Some local political experts caution against reading too much into Republican Bob Ehrlich’s 2006 loss when it comes to analyzing the tea leaves for November. Mileah Kromer, a Goucher College political science professor, pointed out that Hogan’s lead over his Democratic challenger is much higher than Ehrlich’s was at the time, and that Ehrlich was also much more closely tied to President Bush and the national Republican Party than Hogan is to Trump. Todd Eberly, a St. Mary’s College political science professor, adds that Ehrlich was considered both a more confrontational and a lazier leader, a politician who made many unforced errors.
Does that mean Hogan is invulnerable?
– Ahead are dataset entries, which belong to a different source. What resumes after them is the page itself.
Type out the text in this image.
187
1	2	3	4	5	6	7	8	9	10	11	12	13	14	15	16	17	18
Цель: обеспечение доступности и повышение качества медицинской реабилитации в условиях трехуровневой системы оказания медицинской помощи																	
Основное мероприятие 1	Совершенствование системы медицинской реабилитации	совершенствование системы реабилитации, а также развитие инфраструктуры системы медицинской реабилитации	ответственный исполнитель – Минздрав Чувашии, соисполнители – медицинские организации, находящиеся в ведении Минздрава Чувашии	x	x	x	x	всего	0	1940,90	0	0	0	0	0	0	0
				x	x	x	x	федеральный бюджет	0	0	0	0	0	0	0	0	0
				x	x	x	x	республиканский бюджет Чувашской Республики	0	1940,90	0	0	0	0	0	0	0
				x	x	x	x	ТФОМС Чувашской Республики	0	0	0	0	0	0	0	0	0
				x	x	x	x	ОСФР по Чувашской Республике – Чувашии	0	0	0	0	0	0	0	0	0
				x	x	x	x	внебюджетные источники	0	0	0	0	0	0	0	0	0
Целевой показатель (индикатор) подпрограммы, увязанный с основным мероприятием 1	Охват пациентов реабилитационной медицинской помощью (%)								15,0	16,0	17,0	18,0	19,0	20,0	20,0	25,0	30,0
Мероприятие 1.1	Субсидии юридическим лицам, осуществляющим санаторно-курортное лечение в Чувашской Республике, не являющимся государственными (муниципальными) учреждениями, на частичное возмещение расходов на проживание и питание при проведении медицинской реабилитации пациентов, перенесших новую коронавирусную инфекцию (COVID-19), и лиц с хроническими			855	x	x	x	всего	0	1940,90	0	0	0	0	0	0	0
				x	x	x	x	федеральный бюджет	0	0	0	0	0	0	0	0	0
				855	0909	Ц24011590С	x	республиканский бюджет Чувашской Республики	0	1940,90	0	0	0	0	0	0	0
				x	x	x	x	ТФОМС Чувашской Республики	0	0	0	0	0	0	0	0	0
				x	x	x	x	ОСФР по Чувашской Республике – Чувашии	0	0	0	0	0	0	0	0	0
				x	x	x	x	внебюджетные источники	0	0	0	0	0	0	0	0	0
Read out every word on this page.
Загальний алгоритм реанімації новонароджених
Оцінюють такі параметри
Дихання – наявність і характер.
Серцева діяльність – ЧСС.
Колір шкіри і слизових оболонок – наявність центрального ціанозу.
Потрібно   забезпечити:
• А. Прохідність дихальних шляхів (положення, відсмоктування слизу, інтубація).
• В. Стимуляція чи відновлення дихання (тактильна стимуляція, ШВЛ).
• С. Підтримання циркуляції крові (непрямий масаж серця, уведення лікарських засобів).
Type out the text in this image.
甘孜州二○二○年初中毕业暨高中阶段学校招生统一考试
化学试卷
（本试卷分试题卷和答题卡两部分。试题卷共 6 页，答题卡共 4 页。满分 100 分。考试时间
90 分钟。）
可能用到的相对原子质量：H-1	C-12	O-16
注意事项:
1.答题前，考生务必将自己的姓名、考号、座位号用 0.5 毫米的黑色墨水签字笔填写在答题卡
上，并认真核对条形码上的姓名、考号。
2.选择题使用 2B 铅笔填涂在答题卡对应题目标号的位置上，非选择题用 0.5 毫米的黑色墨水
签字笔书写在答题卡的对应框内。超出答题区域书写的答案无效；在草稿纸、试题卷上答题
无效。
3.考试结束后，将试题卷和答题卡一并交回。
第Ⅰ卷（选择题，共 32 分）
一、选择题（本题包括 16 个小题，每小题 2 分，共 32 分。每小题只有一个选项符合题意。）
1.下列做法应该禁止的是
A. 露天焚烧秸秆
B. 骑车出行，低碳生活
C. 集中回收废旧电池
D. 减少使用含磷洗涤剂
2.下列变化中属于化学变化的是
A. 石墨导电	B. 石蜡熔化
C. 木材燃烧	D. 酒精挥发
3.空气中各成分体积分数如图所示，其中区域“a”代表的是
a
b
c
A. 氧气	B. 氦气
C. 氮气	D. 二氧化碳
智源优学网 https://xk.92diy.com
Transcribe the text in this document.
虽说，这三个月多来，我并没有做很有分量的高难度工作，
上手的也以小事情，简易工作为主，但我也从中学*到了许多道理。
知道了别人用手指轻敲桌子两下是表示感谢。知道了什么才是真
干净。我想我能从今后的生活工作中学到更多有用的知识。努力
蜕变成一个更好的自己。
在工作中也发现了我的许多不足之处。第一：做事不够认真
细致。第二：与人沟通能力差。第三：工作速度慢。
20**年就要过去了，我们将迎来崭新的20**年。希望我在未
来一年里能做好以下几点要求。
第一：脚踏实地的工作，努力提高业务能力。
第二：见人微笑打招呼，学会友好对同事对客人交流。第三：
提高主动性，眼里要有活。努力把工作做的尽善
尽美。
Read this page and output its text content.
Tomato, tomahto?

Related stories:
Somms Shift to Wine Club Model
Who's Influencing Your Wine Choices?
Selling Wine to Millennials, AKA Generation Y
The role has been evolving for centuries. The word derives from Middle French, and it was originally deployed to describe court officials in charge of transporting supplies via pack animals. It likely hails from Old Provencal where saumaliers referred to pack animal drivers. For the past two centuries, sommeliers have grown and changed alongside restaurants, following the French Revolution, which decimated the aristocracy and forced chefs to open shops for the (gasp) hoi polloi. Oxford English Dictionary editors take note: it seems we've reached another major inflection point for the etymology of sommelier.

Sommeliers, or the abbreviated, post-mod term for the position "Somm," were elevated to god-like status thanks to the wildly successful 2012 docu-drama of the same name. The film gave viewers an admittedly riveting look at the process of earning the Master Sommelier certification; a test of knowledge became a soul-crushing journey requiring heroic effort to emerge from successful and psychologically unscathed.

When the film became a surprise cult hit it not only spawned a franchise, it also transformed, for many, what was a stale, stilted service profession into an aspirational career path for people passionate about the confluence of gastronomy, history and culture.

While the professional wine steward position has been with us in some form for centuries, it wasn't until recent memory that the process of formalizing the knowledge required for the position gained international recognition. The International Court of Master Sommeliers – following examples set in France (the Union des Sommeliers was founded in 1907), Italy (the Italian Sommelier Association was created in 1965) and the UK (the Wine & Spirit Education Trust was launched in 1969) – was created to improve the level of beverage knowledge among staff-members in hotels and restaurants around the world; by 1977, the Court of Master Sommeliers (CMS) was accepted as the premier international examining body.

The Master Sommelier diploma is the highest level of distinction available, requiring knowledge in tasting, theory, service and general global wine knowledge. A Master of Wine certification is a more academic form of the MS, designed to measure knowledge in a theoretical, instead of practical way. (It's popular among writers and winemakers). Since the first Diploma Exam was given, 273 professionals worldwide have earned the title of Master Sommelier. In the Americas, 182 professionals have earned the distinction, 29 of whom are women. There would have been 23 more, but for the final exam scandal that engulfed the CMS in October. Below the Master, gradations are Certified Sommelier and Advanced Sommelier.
Polling has consistently shown the number of people who approve of the governor exceeds those who plan to vote for him. And the Trump factor could be very real. In 2016, Anne Arundel County, a longtime red region of Maryland, went for Clinton, the first time a Democratic contender won the county in more than 50 years.
In his own way, Hogan, no less than Jealous, senses that Maryland is moving left. This past July, he announced a new student debt relief plan, and declared he would not accept donations or an endorsement from the National Rifle Association. He took the NRA’s money and endorsement back in 2014, a year the group gave him an A- rating.
“I honestly don’t think Jealous could have won a Democratic primary four years ago,” says McLaurin, who describes Maryland as a wait-your-turn kind of political state. “With Ben Jealous, it was not his turn by any measure. He’s never been elected to anything ever, his running mate has never been elected to anything ever. But they say in politics, a lot of it is timing, and I think 2018 is the pairing of the right man for the right moment.”